The Sri Lanka Government has hit its highest-ever Foreign Direct Investment (FDI) reaching over US$ 1 billion this year, more than doubling the amount in 2010, a Minister said yesterday. Economic Development Deputy Minister Lakshman Yapa Abeywardana told media that during 2011, FDI had jumped to nearly US$ 1,070 million, which is almost double the US$ 516 million earned in 2010.
“When the war ended in 2009, Sri Lanka got US$ 602 million of foreign investment, but this decreased in the following year,” the Minister admitted, but went on to say that the Government had more than redeemed itself in 2011.
The Minister attributed Rs. 760 million of this to tourism and said that the target for 2012 had been set at Rs. 1 billion. Several prominent international hotel companies, including Sheraton, Mövenpick and Shangri-la, have agreed to invest in Sri Lanka to cash in on the post-war tourism boom.
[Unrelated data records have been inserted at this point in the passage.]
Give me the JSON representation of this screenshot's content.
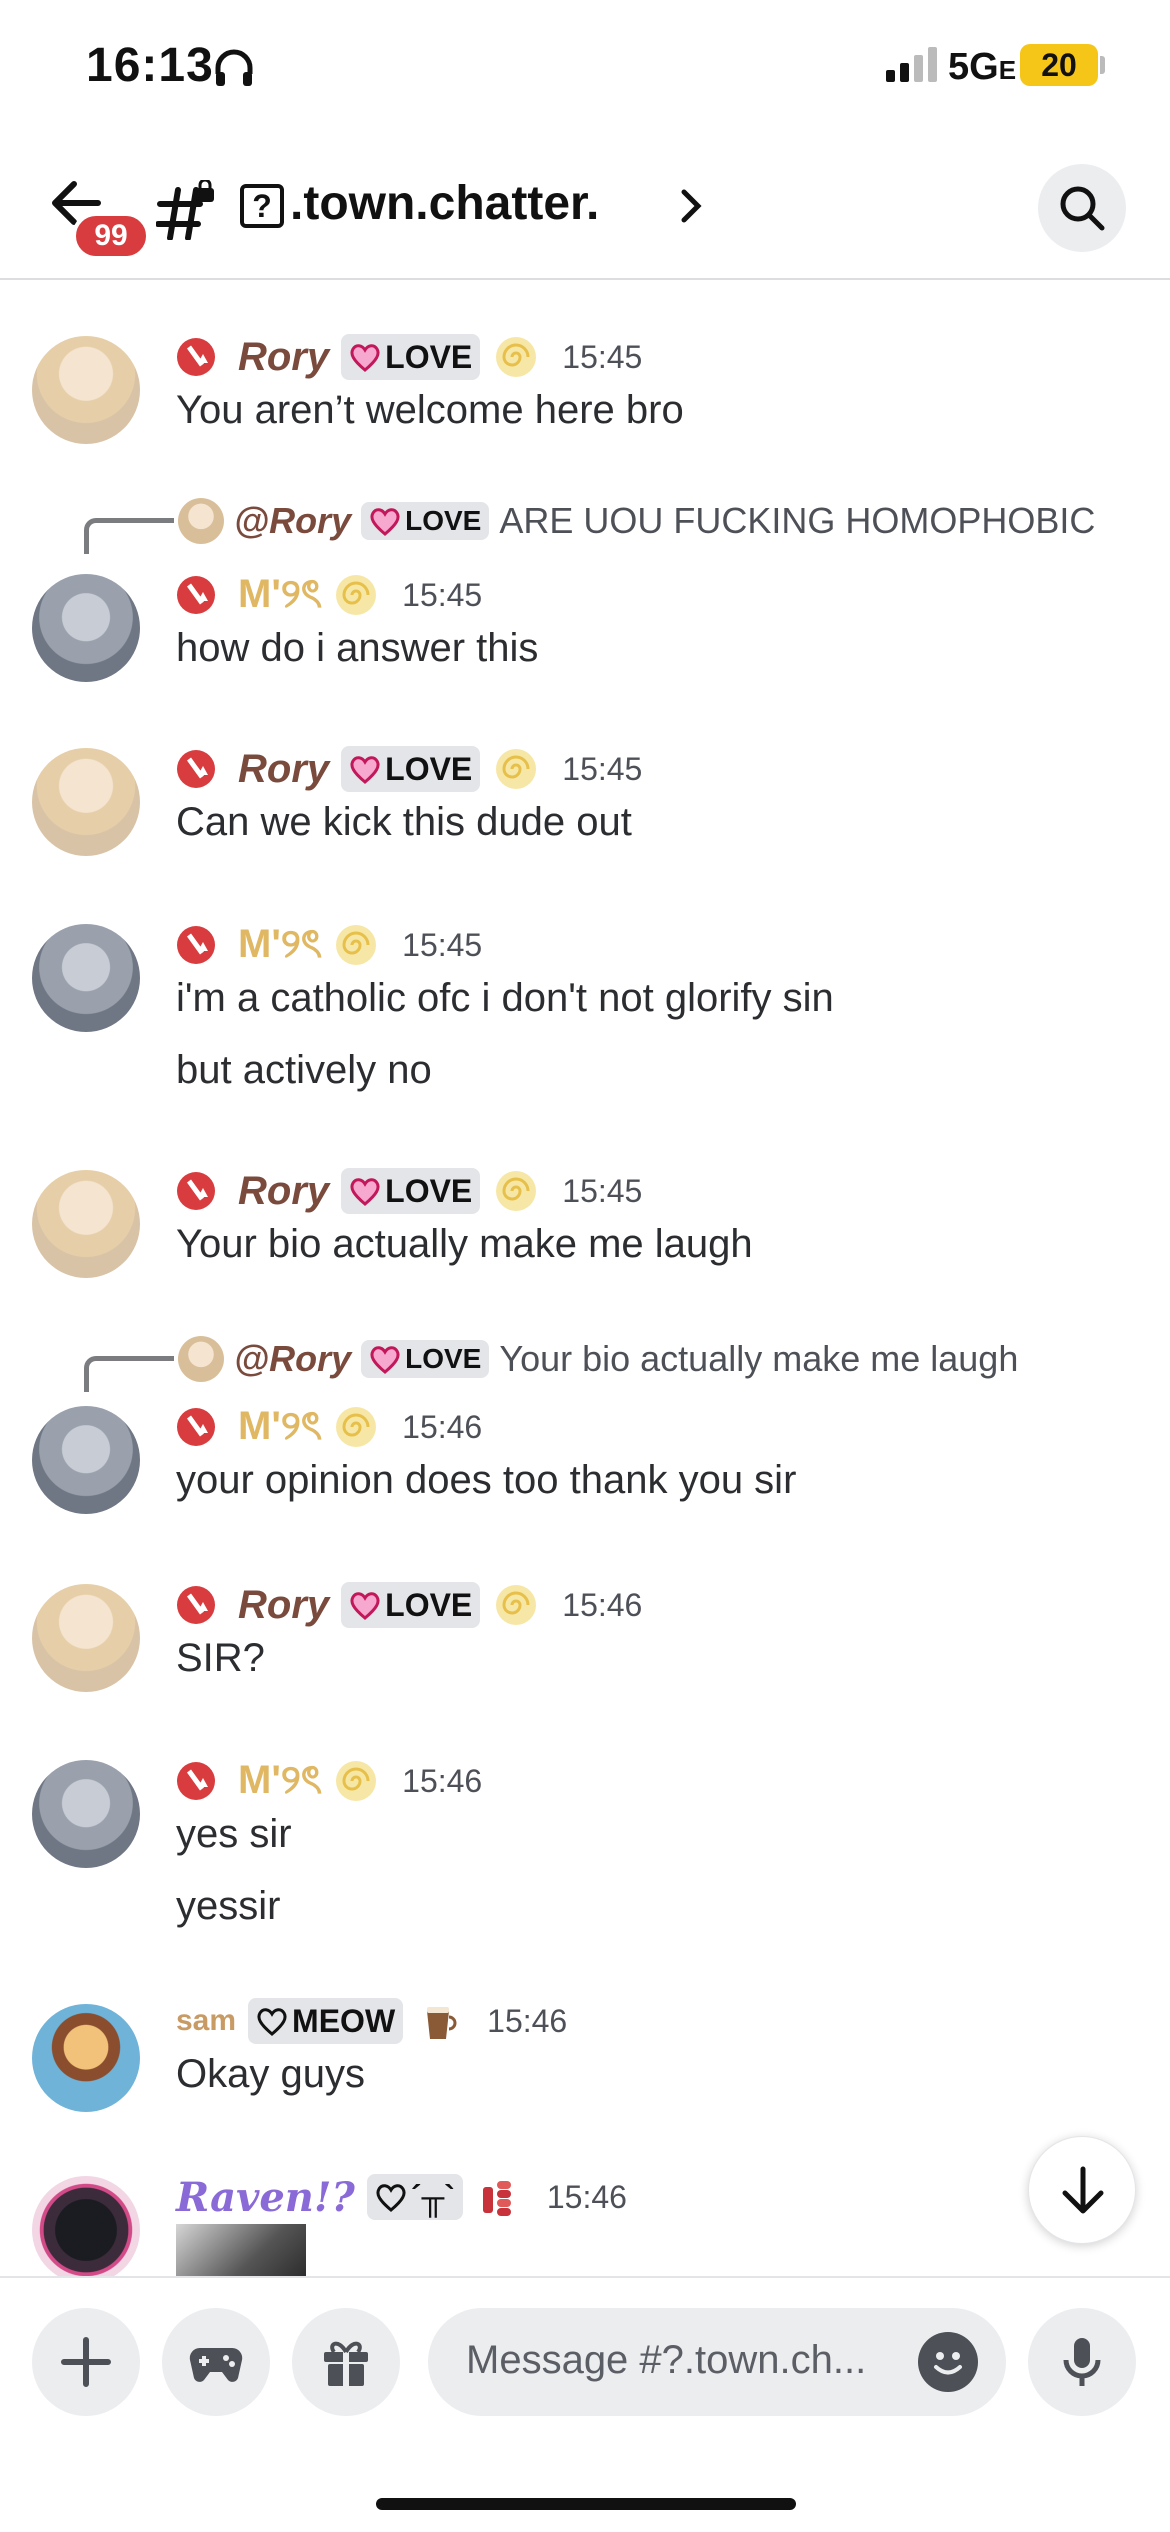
{
  "status_bar": {
    "time": "16:13",
    "network": "5G",
    "network_suffix": "E",
    "battery": "20"
  },
  "header": {
    "unread_badge": "99",
    "channel_name": ".town.chatter."
  },
  "messages": [
    {
      "author": "Rory",
      "tag": "LOVE",
      "time": "15:45",
      "lines": [
        "You aren’t welcome here bro"
      ]
    },
    {
      "reply_to": {
        "author": "@Rory",
        "tag": "LOVE",
        "text": "ARE UOU FUCKING HOMOPHOBIC"
      },
      "author": "M'୨ৎ",
      "time": "15:45",
      "lines": [
        "how do i answer this"
      ]
    },
    {
      "author": "Rory",
      "tag": "LOVE",
      "time": "15:45",
      "lines": [
        "Can we kick this dude out"
      ]
    },
    {
      "author": "M'୨ৎ",
      "time": "15:45",
      "lines": [
        "i'm a catholic ofc i don't not glorify sin",
        "but actively no"
      ]
    },
    {
      "author": "Rory",
      "tag": "LOVE",
      "time": "15:45",
      "lines": [
        "Your bio actually make me laugh"
      ]
    },
    {
      "reply_to": {
        "author": "@Rory",
        "tag": "LOVE",
        "text": "Your bio actually make me laugh"
      },
      "author": "M'୨ৎ",
      "time": "15:46",
      "lines": [
        "your opinion does too thank you sir"
      ]
    },
    {
      "author": "Rory",
      "tag": "LOVE",
      "time": "15:46",
      "lines": [
        "SIR?"
      ]
    },
    {
      "author": "M'୨ৎ",
      "time": "15:46",
      "lines": [
        "yes sir",
        "yessir"
      ]
    },
    {
      "author": "sam",
      "tag": "MEOW",
      "time": "15:46",
      "lines": [
        "Okay guys"
      ]
    },
    {
      "author": "Raven!?",
      "tag": "´╥`",
      "time": "15:46",
      "lines": []
    }
  ],
  "composer": {
    "placeholder": "Message #?.town.ch..."
  },
  "colors": {
    "badge_red": "#d83c3e",
    "rory_name": "#7a4b3d",
    "m_name": "#e0b864",
    "raven_name": "#8a6ad6"
  },
  "icons": [
    "back-arrow-icon",
    "channel-hash-lock-icon",
    "chevron-right-icon",
    "search-icon",
    "moderator-icon",
    "heart-icon",
    "swirl-emoji-icon",
    "arrow-down-icon",
    "plus-icon",
    "gamepad-icon",
    "gift-icon",
    "emoji-icon",
    "microphone-icon"
  ]
}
The Government has approved 131 projects and signed agreements with 138, while commercial operation has been started on 51. Interestingly, even though the FDI is higher this year, it has created only 3,154 employment opportunities compared to the 9,729 new jobs in 2010. Local investment for the project is US$ 190 million and 67 projects were cancelled by the Board of Investment.
In 2010, 363 projects were approved but only 120 commenced commercial operations utilising US$ 433 million in local investment, according to the data released by the Ministry. A total of 193 projects were rejected in the previous year.